Issam Haddad. Crédit Jihad Samra
Qu’ils soient aux États-Unis, au Canada, à Londres ou en France, les étudiants libanais sont profondément bouleversés par les malheurs qui s’abattent sur leur pays. Colère, sentiment de culpabilité, tristesse et frustration, les jeunes de la diaspora sont submergés par différentes émotions.

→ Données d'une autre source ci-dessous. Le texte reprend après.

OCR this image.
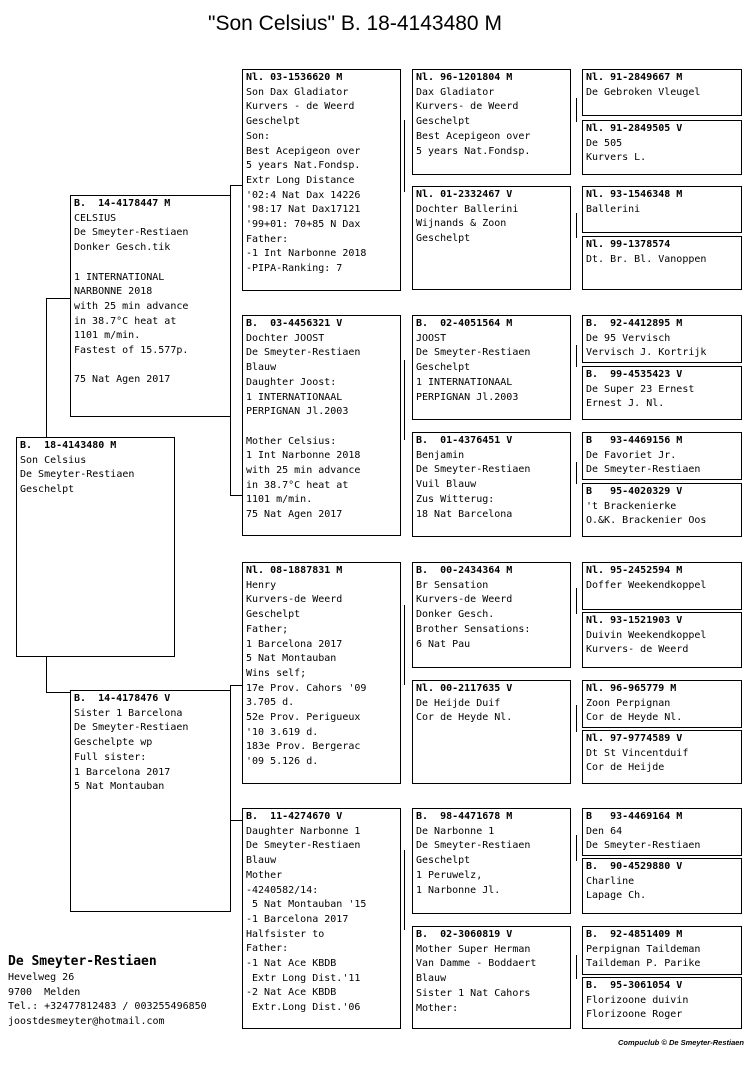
"Son Celsius" B. 18-4143480 M
B.  18-4143480 M
Son Celsius
De Smeyter-Restiaen
Geschelpt
B.  14-4178447 M
CELSIUS
De Smeyter-Restiaen
Donker Gesch.tik
1 INTERNATIONAL
NARBONNE 2018
with 25 min advance
in 38.7°C heat at
1101 m/min.
Fastest of 15.577p.
75 Nat Agen 2017
B.  14-4178476 V
Sister 1 Barcelona
De Smeyter-Restiaen
Geschelpte wp
Full sister:
1 Barcelona 2017
5 Nat Montauban
Nl. 03-1536620 M
Son Dax Gladiator
Kurvers - de Weerd
Geschelpt
Son:
Best Acepigeon over
5 years Nat.Fondsp.
Extr Long Distance
'02:4 Nat Dax 14226
'98:17 Nat Dax17121
'99+01: 70+85 N Dax
Father:
-1 Int Narbonne 2018
-PIPA-Ranking: 7
B.  03-4456321 V
Dochter JOOST
De Smeyter-Restiaen
Blauw
Daughter Joost:
1 INTERNATIONAAL
PERPIGNAN Jl.2003
Mother Celsius:
1 Int Narbonne 2018
with 25 min advance
in 38.7°C heat at
1101 m/min.
75 Nat Agen 2017
Nl. 08-1887831 M
Henry
Kurvers-de Weerd
Geschelpt
Father;
1 Barcelona 2017
5 Nat Montauban
Wins self;
17e Prov. Cahors '09
3.705 d.
52e Prov. Perigueux
'10 3.619 d.
183e Prov. Bergerac
'09 5.126 d.
B.  11-4274670 V
Daughter Narbonne 1
De Smeyter-Restiaen
Blauw
Mother
-4240582/14:
5 Nat Montauban '15
-1 Barcelona 2017
Halfsister to
Father:
-1 Nat Ace KBDB
Extr Long Dist.'11
-2 Nat Ace KBDB
Extr.Long Dist.'06
Nl. 96-1201804 M
Dax Gladiator
Kurvers- de Weerd
Geschelpt
Best Acepigeon over
5 years Nat.Fondsp.
Nl. 01-2332467 V
Dochter Ballerini
Wijnands & Zoon
Geschelpt
B.  02-4051564 M
JOOST
De Smeyter-Restiaen
Geschelpt
1 INTERNATIONAAL
PERPIGNAN Jl.2003
B.  01-4376451 V
Benjamin
De Smeyter-Restiaen
Vuil Blauw
Zus Witterug:
18 Nat Barcelona
B.  00-2434364 M
Br Sensation
Kurvers-de Weerd
Donker Gesch.
Brother Sensations:
6 Nat Pau
Nl. 00-2117635 V
De Heijde Duif
Cor de Heyde Nl.
B.  98-4471678 M
De Narbonne 1
De Smeyter-Restiaen
Geschelpt
1 Peruwelz,
1 Narbonne Jl.
B.  02-3060819 V
Mother Super Herman
Van Damme - Boddaert
Blauw
Sister 1 Nat Cahors
Mother:
Nl. 91-2849667 M
De Gebroken Vleugel
Nl. 91-2849505 V
De 505
Kurvers L.
Nl. 93-1546348 M
Ballerini
Nl. 99-1378574
Dt. Br. Bl. Vanoppen
B.  92-4412895 M
De 95 Vervisch
Vervisch J. Kortrijk
B.  99-4535423 V
De Super 23 Ernest
Ernest J. Nl.
B   93-4469156 M
De Favoriet Jr.
De Smeyter-Restiaen
B   95-4020329 V
't Brackenierke
O.&K. Brackenier Oos
Nl. 95-2452594 M
Doffer Weekendkoppel
Nl. 93-1521903 V
Duivin Weekendkoppel
Kurvers- de Weerd
Nl. 96-965779 M
Zoon Perpignan
Cor de Heyde Nl.
Nl. 97-9774589 V
Dt St Vincentduif
Cor de Heijde
B   93-4469164 M
Den 64
De Smeyter-Restiaen
B.  90-4529880 V
Charline
Lapage Ch.
B.  92-4851409 M
Perpignan Taildeman
Taildeman P. Parike
B.  95-3061054 V
Florizoone duivin
Florizoone Roger
De Smeyter-Restiaen
Hevelweg 26
9700  Melden
Tel.: +32477812483 / 003255496850
joostdesmeyter@hotmail.com
Compuclub © De Smeyter-Restiaen
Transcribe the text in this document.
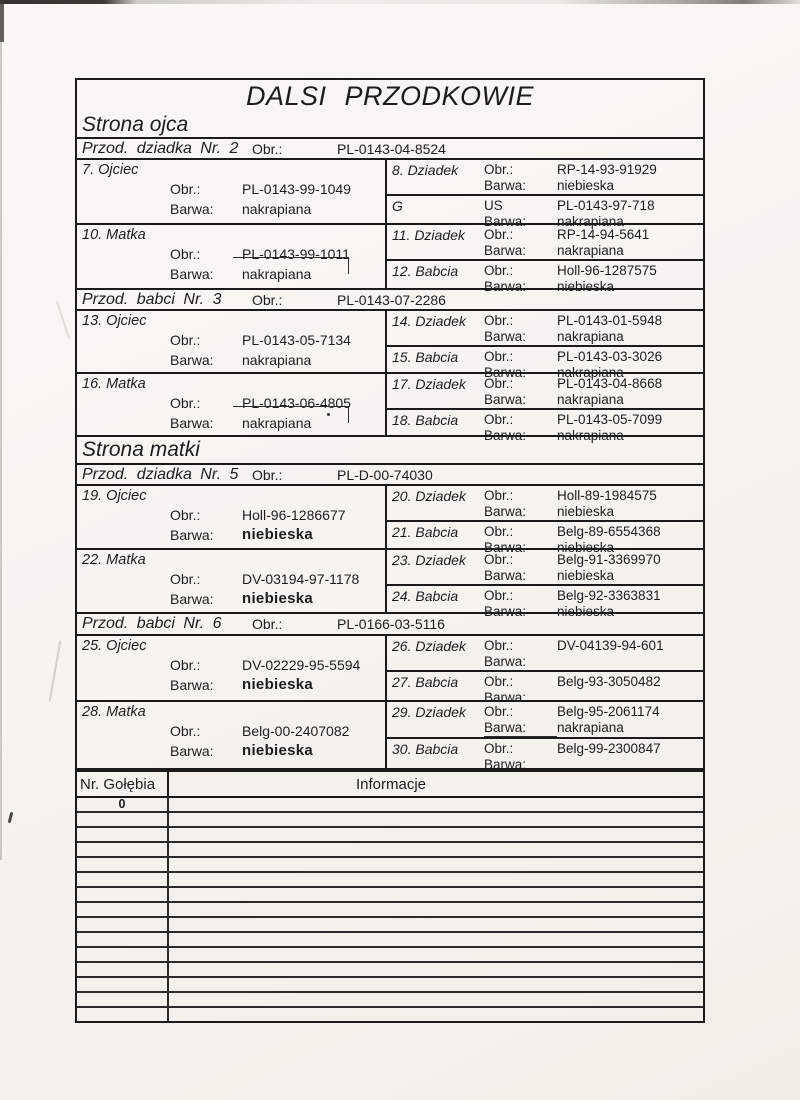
DALSI PRZODKOWIE
Strona ojca
Przod. dziadka Nr. 2 Obr.:	PL-0143-04-8524
7. Ojciec
Obr.:	PL-0143-99-1049
Barwa:	nakrapiana
8. Dziadek	Obr.:	RP-14-93-91929
Barwa:	niebieska
G	US	PL-0143-97-718
Barwa:	nakrapiana
10. Matka
Obr.:	PL-0143-99-1011
Barwa:	nakrapiana
11. Dziadek	Obr.:	RP-14-94-5641
Barwa:	nakrapiana
12. Babcia	Obr.:	Holl-96-1287575
Barwa:	niebieska
Przod. babci Nr. 3	Obr.:	PL-0143-07-2286
13. Ojciec
Obr.:	PL-0143-05-7134
Barwa:	nakrapiana
14. Dziadek	Obr.:	PL-0143-01-5948
Barwa:	nakrapiana
15. Babcia	Obr.:	PL-0143-03-3026
Barwa:	nakrapiana
16. Matka
Obr.:	PL-0143-06-4805
Barwa:	nakrapiana
17. Dziadek	Obr.:	PL-0143-04-8668
Barwa:	nakrapiana
18. Babcia	Obr.:	PL-0143-05-7099
Barwa:	nakrapiana
Strona matki
Przod. dziadka Nr. 5 Obr.:	PL-D-00-74030
19. Ojciec
Obr.:	Holl-96-1286677
Barwa:	niebieska
20. Dziadek	Obr.:	Holl-89-1984575
Barwa:	niebieska
21. Babcia	Obr.:	Belg-89-6554368
Barwa:	niebieska
22. Matka
Obr.:	DV-03194-97-1178
Barwa:	niebieska
23. Dziadek	Obr.:	Belg-91-3369970
Barwa:	niebieska
24. Babcia	Obr.:	Belg-92-3363831
Barwa:	niebieska
Przod. babci Nr. 6	Obr.:	PL-0166-03-5116
25. Ojciec
Obr.:	DV-02229-95-5594
Barwa:	niebieska
26. Dziadek	Obr.:	DV-04139-94-601
Barwa:
27. Babcia	Obr.:	Belg-93-3050482
Barwa:
28. Matka
Obr.:	Belg-00-2407082
Barwa:	niebieska
29. Dziadek	Obr.:	Belg-95-2061174
Barwa:	nakrapiana
30. Babcia	Obr.:	Belg-99-2300847
Barwa:
Nr. Gołębia	Informacje
0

Farid Abou Jaoudé étudie les mathématiques et les statistiques financières à l’École d’économie de Londres (LSE). Le jeune homme confie se sentir à la fois « coupable et chanceux ». « Coupable de ne pas aider » son pays et chanceux d’avoir l’opportunité d’étudier « loin du chaos ». Un sentiment de culpabilité qui persiste. Sara Zeidan explique que ce n’est qu’après les derniers événements qu’elle a « réussi à (se) débarrasser partiellement de cette culpabilité d’être vivante, que (ses) proches soient en vie, d’avoir un toit au-dessus de la tête, d’avoir accès aux besoins de première nécessité », lorsque d’autres n’ont pas eu cette chance.
Aux États-Unis où il poursuit des études en ingénierie informatique à l’Université de Boston, Issam Haddad, 18 ans, se sent « frustré et impuissant ». L’image d’un autre Liban, utopique, hante le jeune étudiant. « Je m’imagine des scénarios dans lesquels on vivrait une vie normale à Beyrouth et où le Liban serait un pays qui ne gaspille pas ses ressources et met en avant la chaleur de son peuple. »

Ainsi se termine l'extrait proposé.